Social Security and Medicare Taxes
The Federal Insurance Contributions Act (FICA) provides for a federal system of old-age, survivors, disability, and hospital insurance. The first three are financed by the social security tax, while hospital insurance is financed by the Medicare tax. To learn more about the five major benefits covered by Social Security taxes (retirement, disability, family benefits, survivors and Medicare), please refer to the Social Security Administration’s Web site.

Employers must withhold social security and Medicare taxes from employees’ wages and pay a matching amount. These taxes have different rates and only the social security tax has a wage base limit. There is no wage base limit for Medicare tax; all covered wages are subject to Medicare tax.

Federal Unemployment Tax
The Federal Unemployment Tax Act (FUTA), together with state unemployment systems, provides for payments of unemployment compensation to workers who have lost their jobs.

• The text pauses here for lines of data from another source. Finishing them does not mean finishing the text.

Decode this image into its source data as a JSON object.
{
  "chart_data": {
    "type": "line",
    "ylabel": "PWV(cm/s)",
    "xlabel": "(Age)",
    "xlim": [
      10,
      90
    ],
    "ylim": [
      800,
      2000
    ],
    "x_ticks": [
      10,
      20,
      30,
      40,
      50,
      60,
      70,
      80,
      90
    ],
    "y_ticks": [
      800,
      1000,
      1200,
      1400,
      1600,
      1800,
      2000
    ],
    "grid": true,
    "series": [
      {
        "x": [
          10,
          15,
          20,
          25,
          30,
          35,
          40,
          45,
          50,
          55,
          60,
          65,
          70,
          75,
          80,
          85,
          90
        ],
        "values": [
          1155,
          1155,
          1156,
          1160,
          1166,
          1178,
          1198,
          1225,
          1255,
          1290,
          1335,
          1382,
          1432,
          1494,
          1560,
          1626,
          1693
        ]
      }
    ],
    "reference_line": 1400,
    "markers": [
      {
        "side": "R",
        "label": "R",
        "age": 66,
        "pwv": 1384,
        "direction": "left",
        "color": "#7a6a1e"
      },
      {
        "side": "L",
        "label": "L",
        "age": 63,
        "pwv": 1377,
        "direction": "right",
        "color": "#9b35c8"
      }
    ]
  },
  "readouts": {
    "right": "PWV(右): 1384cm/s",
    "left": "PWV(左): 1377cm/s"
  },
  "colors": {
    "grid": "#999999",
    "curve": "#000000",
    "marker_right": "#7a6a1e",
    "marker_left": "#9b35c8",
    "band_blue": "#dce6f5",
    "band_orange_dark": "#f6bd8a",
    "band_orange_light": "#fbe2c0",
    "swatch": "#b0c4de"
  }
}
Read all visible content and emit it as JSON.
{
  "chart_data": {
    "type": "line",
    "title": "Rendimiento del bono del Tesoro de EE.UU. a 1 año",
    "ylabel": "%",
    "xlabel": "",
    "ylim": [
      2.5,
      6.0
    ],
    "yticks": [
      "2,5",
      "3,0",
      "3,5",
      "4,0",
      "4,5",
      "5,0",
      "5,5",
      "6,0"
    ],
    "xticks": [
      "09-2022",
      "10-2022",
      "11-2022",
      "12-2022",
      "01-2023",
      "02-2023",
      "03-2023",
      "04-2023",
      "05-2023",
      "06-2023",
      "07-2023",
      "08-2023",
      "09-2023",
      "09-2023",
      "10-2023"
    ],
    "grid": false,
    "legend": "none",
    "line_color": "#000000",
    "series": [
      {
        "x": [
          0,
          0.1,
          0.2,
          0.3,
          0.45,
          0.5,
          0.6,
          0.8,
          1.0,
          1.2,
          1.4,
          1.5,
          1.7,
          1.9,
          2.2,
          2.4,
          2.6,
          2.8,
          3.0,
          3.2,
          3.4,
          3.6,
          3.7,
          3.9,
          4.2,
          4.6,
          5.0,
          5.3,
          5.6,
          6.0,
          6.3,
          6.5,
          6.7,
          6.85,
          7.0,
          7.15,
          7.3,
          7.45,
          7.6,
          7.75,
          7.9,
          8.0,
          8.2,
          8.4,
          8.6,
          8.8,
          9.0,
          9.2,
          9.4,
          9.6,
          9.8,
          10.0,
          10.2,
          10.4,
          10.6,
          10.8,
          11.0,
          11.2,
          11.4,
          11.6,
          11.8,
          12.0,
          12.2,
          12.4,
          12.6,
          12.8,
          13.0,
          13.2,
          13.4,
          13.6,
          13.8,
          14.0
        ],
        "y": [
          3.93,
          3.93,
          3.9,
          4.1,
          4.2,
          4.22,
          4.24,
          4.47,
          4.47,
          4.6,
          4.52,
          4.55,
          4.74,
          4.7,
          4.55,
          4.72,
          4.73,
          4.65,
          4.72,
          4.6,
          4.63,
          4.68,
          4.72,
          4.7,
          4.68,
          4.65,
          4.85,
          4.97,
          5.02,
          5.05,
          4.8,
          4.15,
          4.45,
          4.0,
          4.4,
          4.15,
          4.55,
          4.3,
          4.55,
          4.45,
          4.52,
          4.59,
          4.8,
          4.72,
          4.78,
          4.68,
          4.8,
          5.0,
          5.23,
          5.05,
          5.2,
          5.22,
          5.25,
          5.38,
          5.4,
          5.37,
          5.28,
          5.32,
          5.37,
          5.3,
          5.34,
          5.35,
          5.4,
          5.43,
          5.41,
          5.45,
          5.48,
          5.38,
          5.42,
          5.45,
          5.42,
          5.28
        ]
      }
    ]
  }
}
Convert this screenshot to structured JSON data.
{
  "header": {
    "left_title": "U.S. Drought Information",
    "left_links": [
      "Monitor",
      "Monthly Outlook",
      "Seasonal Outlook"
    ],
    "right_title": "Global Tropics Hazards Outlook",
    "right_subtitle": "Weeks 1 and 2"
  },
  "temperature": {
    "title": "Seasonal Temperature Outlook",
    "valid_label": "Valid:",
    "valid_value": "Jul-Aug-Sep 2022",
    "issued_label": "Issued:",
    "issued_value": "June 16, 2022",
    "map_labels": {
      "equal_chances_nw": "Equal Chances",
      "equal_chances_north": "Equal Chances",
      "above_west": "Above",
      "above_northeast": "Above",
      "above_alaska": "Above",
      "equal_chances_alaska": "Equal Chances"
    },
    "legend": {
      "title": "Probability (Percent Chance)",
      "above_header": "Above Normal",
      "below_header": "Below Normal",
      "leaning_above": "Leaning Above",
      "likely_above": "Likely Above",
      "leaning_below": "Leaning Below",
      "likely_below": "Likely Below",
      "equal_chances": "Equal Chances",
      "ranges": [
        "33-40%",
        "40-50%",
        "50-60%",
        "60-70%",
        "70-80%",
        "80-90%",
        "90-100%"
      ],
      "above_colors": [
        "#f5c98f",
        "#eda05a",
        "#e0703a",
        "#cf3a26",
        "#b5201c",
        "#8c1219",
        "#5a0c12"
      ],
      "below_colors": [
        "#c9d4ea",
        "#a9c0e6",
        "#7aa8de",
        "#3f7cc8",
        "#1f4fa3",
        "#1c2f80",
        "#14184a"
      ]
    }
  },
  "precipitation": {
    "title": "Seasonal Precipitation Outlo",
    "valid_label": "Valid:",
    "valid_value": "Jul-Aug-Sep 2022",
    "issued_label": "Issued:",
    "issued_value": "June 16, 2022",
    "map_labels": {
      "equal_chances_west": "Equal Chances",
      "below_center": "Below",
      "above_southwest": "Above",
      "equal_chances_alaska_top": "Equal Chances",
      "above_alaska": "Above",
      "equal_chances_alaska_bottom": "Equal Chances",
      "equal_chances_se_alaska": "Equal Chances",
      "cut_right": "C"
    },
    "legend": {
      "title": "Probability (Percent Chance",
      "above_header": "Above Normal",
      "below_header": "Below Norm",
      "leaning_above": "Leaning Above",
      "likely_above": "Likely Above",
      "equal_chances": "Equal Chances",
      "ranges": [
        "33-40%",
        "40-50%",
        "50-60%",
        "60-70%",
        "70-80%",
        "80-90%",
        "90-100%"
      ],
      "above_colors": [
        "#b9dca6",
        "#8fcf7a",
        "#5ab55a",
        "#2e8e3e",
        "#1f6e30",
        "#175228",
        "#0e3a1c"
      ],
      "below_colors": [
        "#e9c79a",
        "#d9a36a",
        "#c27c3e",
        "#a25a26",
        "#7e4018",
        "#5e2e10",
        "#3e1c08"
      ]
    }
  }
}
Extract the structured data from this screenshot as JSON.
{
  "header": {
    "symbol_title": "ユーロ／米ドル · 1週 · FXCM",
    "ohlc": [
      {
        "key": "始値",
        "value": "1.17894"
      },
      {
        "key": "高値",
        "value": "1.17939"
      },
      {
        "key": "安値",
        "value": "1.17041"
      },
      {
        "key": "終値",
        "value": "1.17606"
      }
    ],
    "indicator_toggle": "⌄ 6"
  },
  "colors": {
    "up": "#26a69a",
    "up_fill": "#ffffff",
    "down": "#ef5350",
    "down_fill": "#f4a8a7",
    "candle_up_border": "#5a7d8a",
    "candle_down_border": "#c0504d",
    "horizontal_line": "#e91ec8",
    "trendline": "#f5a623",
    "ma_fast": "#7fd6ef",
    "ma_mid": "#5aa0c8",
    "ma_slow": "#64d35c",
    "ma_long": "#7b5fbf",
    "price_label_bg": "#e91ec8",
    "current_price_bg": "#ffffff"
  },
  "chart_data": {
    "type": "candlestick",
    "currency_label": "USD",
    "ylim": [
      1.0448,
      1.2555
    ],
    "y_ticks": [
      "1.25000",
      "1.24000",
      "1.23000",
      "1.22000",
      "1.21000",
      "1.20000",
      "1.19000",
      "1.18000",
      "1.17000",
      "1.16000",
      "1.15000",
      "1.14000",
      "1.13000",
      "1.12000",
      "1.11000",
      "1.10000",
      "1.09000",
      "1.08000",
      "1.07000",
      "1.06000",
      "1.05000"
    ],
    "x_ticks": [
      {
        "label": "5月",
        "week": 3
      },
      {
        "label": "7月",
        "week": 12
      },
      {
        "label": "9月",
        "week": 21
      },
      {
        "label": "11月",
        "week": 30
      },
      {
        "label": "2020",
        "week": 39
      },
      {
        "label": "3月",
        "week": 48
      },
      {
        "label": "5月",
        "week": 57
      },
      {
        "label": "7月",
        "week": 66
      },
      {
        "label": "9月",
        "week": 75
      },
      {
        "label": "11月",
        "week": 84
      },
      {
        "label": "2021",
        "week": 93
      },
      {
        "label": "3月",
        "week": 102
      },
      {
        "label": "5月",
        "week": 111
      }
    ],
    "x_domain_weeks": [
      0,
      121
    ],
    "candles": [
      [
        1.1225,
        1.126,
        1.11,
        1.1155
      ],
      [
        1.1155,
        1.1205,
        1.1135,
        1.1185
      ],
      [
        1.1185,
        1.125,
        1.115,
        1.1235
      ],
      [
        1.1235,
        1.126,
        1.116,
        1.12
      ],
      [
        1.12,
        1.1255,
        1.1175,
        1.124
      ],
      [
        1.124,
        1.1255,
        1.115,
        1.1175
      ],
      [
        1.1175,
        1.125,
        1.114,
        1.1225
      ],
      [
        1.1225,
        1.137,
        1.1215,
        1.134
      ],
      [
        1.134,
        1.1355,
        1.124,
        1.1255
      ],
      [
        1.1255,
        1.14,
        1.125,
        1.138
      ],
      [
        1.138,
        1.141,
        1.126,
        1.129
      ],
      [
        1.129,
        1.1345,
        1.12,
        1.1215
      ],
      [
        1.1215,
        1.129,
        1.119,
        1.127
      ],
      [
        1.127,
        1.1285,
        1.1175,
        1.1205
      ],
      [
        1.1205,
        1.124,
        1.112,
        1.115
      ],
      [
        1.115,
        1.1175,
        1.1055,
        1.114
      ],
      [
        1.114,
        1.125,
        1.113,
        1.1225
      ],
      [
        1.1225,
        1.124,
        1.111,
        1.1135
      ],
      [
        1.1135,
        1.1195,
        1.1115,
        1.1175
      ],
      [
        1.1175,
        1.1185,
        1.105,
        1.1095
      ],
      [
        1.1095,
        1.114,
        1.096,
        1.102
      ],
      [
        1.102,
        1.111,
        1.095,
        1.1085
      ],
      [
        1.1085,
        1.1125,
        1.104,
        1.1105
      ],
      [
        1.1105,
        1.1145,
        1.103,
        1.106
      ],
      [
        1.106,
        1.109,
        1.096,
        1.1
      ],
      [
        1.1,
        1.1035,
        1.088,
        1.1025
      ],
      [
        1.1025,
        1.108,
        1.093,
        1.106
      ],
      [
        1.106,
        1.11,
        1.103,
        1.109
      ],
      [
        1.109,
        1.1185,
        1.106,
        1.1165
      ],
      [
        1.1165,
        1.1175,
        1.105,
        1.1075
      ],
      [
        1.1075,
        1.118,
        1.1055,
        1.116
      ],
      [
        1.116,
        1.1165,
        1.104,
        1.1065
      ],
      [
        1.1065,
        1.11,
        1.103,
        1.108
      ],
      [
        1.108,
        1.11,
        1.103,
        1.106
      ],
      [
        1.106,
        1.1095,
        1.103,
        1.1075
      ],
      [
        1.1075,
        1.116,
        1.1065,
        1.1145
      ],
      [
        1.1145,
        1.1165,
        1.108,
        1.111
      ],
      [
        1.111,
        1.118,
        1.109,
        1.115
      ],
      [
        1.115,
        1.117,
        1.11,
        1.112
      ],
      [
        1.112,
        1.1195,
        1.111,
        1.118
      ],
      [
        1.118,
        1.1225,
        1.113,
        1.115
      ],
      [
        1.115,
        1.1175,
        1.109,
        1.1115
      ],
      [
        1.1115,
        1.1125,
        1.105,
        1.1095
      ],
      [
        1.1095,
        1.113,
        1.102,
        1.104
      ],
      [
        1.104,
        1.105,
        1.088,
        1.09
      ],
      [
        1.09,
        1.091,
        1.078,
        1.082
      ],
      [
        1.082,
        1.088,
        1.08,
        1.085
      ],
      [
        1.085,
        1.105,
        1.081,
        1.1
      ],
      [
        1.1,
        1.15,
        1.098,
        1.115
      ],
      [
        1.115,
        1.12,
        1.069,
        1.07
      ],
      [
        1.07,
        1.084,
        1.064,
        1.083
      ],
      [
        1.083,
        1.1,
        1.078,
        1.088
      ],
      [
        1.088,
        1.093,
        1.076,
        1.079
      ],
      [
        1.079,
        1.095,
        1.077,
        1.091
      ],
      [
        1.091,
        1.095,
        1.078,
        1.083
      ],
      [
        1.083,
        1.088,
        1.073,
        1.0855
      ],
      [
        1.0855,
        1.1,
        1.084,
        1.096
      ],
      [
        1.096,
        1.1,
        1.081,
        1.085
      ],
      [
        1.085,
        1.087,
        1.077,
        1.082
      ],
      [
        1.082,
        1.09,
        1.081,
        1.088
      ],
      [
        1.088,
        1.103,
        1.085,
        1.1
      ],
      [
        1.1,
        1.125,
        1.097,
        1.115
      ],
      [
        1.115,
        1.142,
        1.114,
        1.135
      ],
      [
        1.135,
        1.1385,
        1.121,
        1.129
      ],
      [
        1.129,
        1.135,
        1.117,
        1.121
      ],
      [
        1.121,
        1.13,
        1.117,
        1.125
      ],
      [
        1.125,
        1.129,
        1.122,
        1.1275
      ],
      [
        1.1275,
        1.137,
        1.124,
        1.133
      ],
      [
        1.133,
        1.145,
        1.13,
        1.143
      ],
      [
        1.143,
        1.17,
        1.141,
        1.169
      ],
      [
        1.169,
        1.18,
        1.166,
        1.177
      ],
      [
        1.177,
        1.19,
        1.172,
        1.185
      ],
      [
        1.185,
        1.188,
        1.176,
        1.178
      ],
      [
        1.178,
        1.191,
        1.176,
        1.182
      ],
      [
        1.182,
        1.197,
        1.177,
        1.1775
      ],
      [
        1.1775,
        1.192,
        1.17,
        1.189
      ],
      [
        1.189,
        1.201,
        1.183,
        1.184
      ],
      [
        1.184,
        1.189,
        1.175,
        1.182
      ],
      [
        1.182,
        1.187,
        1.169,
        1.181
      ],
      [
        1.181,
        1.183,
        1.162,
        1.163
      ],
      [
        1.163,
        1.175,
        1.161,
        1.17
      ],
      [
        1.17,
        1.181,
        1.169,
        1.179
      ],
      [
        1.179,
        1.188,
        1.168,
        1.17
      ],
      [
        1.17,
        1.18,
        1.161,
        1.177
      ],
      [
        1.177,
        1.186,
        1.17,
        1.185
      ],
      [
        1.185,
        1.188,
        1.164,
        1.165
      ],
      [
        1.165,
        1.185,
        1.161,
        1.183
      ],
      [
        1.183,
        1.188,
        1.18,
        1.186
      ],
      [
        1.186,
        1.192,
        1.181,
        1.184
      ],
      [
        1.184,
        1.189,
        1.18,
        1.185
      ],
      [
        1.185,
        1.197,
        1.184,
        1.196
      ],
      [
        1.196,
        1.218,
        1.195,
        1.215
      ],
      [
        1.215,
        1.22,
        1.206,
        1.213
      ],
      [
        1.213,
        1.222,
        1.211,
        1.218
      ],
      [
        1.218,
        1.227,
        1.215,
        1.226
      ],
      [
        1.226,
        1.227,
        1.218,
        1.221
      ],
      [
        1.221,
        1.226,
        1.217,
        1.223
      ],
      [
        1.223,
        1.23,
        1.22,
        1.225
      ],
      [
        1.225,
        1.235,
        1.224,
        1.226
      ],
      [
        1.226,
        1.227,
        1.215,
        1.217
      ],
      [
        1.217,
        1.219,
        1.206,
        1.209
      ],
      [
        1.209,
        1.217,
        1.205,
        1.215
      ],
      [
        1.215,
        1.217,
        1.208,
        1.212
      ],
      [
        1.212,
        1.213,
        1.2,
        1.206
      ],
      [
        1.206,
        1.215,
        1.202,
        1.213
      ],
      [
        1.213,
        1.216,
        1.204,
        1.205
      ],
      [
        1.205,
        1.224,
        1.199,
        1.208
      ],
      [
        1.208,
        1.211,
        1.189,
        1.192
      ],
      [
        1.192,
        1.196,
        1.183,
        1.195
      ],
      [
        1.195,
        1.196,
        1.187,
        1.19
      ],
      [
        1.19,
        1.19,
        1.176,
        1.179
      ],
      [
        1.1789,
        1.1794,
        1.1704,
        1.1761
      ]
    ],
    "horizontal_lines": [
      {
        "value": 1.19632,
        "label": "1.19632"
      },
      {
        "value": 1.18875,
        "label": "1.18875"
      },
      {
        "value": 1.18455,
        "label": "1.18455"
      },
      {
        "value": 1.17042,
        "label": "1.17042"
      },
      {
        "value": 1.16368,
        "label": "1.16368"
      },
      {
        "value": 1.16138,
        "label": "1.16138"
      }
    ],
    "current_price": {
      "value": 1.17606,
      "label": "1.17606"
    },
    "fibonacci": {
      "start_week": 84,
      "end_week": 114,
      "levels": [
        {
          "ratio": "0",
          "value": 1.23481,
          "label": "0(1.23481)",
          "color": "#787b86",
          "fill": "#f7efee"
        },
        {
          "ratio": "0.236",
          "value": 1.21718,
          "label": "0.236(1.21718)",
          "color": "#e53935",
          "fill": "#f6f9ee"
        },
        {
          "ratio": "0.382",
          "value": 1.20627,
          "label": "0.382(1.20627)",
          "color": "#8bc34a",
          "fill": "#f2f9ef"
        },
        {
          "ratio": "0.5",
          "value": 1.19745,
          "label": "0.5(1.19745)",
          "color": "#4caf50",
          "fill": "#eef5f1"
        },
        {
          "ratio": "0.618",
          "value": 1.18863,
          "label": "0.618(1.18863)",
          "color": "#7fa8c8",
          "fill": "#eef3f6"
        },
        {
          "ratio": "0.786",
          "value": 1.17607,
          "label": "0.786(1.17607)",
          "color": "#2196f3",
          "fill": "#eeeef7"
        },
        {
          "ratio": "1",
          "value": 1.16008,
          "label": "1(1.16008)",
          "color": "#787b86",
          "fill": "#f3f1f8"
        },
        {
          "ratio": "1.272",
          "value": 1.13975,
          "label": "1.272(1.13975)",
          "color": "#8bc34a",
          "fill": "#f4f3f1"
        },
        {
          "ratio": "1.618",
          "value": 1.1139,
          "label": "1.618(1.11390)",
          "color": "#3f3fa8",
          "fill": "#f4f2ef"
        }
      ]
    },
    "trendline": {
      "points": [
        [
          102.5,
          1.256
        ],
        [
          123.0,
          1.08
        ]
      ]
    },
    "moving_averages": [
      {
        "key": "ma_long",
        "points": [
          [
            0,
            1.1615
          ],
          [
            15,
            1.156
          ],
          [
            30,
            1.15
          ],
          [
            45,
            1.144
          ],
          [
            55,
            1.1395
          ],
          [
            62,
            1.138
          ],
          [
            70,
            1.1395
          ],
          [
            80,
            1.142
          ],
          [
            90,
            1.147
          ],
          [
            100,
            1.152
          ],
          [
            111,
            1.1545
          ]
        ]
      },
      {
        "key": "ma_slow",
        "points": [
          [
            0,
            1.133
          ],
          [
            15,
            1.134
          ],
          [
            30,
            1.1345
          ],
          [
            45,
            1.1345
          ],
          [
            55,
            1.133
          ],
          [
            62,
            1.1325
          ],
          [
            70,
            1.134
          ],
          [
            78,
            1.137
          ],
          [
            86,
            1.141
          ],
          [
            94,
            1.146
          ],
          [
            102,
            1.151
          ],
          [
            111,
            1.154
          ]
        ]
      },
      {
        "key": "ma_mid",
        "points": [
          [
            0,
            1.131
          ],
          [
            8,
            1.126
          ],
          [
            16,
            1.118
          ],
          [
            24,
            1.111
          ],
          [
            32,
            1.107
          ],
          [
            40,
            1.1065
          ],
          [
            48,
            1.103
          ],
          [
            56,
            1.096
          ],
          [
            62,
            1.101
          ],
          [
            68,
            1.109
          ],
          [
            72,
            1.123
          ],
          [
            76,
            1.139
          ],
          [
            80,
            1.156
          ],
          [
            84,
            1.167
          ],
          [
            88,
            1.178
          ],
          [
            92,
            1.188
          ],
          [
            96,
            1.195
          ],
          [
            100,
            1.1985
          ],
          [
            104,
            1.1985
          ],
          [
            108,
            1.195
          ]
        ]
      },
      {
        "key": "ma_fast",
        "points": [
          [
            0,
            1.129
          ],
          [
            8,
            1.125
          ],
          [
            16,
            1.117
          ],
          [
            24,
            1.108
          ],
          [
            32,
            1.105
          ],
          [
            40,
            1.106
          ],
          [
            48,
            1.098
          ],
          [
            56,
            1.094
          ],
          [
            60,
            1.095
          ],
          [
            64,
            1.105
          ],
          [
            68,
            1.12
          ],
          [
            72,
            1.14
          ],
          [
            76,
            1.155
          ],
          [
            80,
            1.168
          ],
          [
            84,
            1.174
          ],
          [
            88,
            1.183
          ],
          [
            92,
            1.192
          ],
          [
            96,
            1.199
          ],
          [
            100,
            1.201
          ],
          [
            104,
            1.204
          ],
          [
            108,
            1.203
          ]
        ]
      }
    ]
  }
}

Most employers pay both a federal and a state unemployment tax. Only the employer pays FUTA tax; it is not deducted from the employee’s wages. Generally, employers can take a credit against FUTA tax for amounts paid into state unemployment funds. This credit cannot be more than 5.4% of taxable wages. Those entitled to the maximum 5.4% credit have an effective FUTA tax rate of 0.8% after the credit. The IRS has tests to determine whether a particular business must pay FUTA tax.